At first I was very impressed with Git, easy to compile/install, bundled GUI tools. After a bit I found the GUIs rather limiting. Then it came to merging in Git and svn checkins. What a mess. Git was pretty useless when it came to merging in comparison to Monotone (random files deleted from master that I hadn’t touched in my branch, random line ending changes (cross platform project) in files I hadn’t touched etc). After spending a few hours cleaning up the post merge mess I ditched Git and switched to Monotone and used svn_load_dirs.pl to load back into svn my revisions. Now I have something that works flawlessly and allows me to use the back end svn repo (mandated by the project).

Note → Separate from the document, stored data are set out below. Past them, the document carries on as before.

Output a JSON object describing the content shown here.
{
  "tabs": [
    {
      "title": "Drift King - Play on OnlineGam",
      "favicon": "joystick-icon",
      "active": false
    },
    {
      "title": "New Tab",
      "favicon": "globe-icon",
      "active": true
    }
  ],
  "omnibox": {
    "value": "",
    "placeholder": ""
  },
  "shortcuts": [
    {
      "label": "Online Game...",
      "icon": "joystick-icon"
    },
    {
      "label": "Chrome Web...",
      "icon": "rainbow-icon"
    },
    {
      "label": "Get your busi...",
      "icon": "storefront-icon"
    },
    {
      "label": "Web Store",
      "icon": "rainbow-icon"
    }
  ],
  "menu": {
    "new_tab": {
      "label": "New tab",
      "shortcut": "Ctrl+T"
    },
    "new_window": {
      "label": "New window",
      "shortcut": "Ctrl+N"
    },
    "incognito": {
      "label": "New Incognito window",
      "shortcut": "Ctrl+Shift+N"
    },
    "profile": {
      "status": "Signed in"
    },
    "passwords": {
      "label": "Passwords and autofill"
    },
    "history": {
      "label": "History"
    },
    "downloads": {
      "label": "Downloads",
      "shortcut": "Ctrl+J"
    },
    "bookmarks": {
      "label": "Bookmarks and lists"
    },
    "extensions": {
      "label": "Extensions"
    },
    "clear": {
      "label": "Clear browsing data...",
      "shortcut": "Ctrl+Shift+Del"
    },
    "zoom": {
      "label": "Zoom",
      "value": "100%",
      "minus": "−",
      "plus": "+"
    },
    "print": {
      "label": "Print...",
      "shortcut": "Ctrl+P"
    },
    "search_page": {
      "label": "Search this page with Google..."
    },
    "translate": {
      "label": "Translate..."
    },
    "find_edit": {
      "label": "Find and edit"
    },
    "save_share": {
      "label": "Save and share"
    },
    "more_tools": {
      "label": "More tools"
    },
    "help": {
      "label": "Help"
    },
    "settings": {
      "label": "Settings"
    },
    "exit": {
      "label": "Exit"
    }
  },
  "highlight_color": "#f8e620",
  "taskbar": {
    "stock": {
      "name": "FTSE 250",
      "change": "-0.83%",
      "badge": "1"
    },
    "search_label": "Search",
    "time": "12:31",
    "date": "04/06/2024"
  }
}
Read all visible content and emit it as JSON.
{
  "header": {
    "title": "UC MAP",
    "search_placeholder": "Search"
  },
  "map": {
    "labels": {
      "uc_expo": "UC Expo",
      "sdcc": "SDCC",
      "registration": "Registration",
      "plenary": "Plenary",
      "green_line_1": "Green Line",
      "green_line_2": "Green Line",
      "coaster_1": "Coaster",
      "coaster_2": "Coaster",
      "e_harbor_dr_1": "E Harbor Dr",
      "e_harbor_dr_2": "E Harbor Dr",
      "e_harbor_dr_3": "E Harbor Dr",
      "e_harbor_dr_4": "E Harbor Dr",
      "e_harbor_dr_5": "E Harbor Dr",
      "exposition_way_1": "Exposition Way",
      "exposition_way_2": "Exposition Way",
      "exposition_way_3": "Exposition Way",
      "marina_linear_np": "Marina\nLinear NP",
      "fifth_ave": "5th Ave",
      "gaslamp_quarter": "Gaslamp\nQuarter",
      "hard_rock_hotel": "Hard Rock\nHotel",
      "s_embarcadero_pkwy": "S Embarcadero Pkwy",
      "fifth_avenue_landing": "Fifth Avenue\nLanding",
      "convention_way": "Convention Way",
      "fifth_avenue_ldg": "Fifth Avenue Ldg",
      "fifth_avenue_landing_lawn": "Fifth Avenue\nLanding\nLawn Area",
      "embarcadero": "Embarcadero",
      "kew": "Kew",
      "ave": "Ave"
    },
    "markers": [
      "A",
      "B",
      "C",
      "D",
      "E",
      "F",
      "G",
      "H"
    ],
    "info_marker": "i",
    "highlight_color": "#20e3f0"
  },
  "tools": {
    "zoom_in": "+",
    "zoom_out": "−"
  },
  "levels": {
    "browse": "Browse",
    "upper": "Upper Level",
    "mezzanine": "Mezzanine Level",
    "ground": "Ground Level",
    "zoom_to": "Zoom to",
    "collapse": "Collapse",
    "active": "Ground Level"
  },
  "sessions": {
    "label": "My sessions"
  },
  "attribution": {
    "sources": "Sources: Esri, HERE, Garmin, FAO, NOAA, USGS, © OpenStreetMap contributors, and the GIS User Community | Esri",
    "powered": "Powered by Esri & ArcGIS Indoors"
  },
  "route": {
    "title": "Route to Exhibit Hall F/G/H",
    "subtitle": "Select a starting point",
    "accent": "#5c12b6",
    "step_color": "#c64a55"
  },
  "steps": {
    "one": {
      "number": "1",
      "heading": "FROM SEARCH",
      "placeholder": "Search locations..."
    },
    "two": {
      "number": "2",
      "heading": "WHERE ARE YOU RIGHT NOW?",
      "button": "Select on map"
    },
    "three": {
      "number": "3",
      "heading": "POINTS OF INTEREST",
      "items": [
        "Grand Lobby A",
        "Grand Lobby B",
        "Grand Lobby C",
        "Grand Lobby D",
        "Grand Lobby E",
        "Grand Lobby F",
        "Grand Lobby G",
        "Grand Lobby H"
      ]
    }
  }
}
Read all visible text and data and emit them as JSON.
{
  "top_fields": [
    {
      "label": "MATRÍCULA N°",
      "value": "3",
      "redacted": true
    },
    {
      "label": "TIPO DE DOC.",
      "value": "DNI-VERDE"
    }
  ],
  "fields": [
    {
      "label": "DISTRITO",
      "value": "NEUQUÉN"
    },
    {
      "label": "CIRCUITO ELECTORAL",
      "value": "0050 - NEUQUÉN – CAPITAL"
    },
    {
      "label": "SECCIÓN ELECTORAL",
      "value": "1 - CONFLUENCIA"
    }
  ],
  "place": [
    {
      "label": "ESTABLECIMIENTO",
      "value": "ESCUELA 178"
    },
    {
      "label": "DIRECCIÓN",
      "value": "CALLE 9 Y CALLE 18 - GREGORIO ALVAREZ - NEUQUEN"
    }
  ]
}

If you want a free, very reliable, cross platform no fuss, `just works’ DVCS then look at Monotone. One of our projects at work has 6 supported release branches, up to 40 releases each branch, 100s of current dev branches (all changes done on their own branch etc). The build manager spends a matter of a few hours merging in ~20 branches to prepare a release, he swears by it. Not even ClearCase would make one this productive.
 

That sounds like something useful.

http://en.wikipedia.org/wiki/Monotone_%28software%29

http://www.monotone.ca/
Last Edit: December 30, 2012, 10:31:20 pm by Antechinus
Master of Expletives: Now with improved family f@&king friendliness! :D

Sources code: making easy front end changes difficult since 1873. :P

Re: It's official: 77% of people think Git sux donkey ballz!

Reply #1

Much better than SVN.

3 commands cover 85% of the common usage, for the rest there is google. :P
Bugs creator.
Features destroyer.
Template killer.

Re: It's official: 77% of people think Git sux donkey ballz!

Reply #2

Meh.

 TestMonkey thinks that a more productive reading and linking sites would be for those which state again the obvious commands. It's only a tool to commit stuff, not rocket science.
The best moment for testing your PR is right after you merge it. Can't miss with that one.

Re: It's official: 77% of people think Git sux donkey ballz!

Reply #3

Meh. Well my New Year's resolution is that I'm going to ignore the silly thing. Every time I try to use it, it gives me the fudge nuggets. So, I'm going to treat it like any other software that gives me the fudge nuggets, and simply not use it. Easy. :)
Master of Expletives: Now with improved family f@&king friendliness! :D

Sources code: making easy front end changes difficult since 1873. :P

Re: It's official: 77% of people think Git sux donkey ballz!

Reply #4


Quote from: emanuele – Much better than SVN.

3 commands cover 85% of the common usage, for the rest there is google. :P
You mean the 3 R's .... Rebase, Resolve and Revert ?

Re: It's official: 77% of people think Git sux donkey ballz!

Reply #5

 emanuele doesn't know 66% of the commands Spuds posted...
Bugs creator.
Features destroyer.
Template killer.

 

Re: It's official: 77% of people think Git sux donkey ballz!

Reply #6

Well hey, there is one good thing on GitHub. We should implement support for these: https://github.com/joho/7XX-rfc
Master of Expletives: Now with improved family f@&king friendliness! :D

Sources code: making easy front end changes difficult since 1873. :P

Re: It's official: 77% of people think Git sux donkey ballz!

Reply #7

Silly buggers made the mistake of asking for feedback and saying they'd love to hear from me. :D
Master of Expletives: Now with improved family f@&king friendliness! :D

Sources code: making easy front end changes difficult since 1873. :P

Re: It's official: 77% of people think Git sux donkey ballz!

Reply #8

quiter
Success is not the result of spontaneous combustion, you must set yourself on fire!